En effet, les organismes communautaires qui accueillent la population sont des lieux publics fermés qui, selon leur mission, peuvent être considérés comme :
− une entreprise de services;
− un lieu où sont offerts des activités ou services culturels ou de divertissement;
− un lieu où sont pratiquées des activités sportives ou récréatives.

À ce titre, l’obligation du port du masque est applicable dans la plupart des organismes communautaires sous réserve des exceptions mentionnées dans ce décret et dans un avis du Directeur national de la santé
publique, notamment :
− avoir moins de 12 ans;
− avoir une condition médicale qui l’empêche;
− être atteint d’un trouble cognitif, d’une déficience intellectuelle ou d’un trouble du spectre de l'autisme;
− avoir un problème de toxicomanie ou un problème de santé mentale sévère;
− être assis à une distance de deux mètres d’une personne qui ne partage pas une même résidence ou qui offre un service ou un soutien.

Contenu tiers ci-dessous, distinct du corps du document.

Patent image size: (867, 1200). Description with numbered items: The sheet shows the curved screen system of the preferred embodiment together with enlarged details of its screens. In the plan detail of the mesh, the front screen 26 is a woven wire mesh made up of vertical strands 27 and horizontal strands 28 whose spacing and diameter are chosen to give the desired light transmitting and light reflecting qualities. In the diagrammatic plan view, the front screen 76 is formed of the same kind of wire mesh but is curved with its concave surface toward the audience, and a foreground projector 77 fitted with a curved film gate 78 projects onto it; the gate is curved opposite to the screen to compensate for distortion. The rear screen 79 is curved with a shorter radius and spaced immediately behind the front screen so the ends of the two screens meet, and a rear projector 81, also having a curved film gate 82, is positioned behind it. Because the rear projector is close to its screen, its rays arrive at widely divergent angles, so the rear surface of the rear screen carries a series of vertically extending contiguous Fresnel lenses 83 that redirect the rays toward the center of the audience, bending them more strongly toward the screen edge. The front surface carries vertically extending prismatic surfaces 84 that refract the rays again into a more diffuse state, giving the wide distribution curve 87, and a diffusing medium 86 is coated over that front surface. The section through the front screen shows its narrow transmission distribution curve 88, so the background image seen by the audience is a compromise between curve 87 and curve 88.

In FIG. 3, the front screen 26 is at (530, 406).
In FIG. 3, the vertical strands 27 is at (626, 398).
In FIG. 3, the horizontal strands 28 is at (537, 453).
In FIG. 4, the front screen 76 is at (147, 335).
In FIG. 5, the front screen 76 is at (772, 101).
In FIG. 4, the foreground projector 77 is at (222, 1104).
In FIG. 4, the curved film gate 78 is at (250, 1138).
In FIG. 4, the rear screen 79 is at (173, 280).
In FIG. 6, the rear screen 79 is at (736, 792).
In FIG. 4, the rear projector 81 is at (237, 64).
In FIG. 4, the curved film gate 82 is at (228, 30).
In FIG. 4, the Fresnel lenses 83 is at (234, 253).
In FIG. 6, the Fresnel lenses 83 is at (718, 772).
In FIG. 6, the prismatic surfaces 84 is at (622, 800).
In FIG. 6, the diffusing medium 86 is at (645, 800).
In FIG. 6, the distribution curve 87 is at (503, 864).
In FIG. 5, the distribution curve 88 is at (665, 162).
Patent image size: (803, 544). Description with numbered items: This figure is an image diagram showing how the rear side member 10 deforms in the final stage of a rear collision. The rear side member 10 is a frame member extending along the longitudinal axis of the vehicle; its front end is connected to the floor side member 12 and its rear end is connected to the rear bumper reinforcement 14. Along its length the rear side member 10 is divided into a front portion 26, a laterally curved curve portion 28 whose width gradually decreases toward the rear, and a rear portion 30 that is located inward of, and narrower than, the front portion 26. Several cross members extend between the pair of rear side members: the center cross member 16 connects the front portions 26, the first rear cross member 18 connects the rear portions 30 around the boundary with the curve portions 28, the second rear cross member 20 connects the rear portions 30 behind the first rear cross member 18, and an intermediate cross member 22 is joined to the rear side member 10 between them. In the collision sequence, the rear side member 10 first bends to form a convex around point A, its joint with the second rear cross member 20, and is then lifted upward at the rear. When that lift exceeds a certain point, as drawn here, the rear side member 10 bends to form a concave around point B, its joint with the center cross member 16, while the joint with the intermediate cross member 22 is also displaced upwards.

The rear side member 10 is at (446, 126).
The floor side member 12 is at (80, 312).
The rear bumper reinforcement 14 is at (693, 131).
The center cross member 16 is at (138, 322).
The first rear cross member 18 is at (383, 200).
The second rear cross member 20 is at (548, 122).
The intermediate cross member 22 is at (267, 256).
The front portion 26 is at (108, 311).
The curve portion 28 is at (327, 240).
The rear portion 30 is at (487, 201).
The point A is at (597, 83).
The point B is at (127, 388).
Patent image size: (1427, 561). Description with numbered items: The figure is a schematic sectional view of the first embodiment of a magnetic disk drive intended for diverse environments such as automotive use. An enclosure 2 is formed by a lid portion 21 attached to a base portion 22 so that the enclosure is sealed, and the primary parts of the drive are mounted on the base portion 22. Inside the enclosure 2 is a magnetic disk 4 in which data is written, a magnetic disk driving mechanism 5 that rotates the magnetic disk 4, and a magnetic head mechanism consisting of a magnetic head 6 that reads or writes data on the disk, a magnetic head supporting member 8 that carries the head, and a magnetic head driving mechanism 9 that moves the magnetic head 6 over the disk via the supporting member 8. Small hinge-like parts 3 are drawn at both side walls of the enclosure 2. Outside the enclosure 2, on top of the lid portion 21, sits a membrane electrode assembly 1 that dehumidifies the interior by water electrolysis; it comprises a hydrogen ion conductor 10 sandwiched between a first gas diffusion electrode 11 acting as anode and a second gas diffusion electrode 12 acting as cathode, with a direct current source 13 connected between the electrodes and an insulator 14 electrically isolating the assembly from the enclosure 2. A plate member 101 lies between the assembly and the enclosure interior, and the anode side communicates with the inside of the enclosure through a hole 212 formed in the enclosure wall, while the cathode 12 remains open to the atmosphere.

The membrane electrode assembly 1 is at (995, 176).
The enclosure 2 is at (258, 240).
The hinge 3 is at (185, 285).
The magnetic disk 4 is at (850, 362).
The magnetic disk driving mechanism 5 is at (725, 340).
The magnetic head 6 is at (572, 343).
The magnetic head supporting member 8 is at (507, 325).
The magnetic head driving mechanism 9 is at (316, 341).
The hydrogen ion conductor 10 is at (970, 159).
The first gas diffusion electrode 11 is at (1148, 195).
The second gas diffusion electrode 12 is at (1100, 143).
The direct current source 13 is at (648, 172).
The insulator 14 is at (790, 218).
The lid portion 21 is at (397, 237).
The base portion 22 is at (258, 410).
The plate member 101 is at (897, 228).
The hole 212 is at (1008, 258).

Par ailleurs, un organisme communautaire d’hébergement est considéré comme un lieu résidentiel donc l’obligation de porter un couvre-visage ne s’applique pas. Nous recommandons toutefois que le couvre-visage soit porté dans les espaces communs notamment un hall d’entrée, une aire d’accueil ou un ascenseur.

Enfin, tous les travailleurs et bénévoles dans les organismes communautaires qui accueillent le public sont soumis aux règles applicables en matière de santé et de sécurité du travail.

La CNESST précise que, lorsque les principes de distanciation physique ne peuvent être respectés, un masque de procédure et une protection oculaire (lunettes de protection ou visière recouvrant le visage jusqu’au menton) sont fournis par l’employeur au personnel qui exécute une tâche nécessitant d’être à moins de 2 mètres d’une autre personne et en l’absence de barrières physiques.

Nous vous rappelons qu’en vertu de ce décret, un organisme communautaire qui ne ferait pas respecter le port du masque est passible d’une amende de 400 $ à 6 000 $. "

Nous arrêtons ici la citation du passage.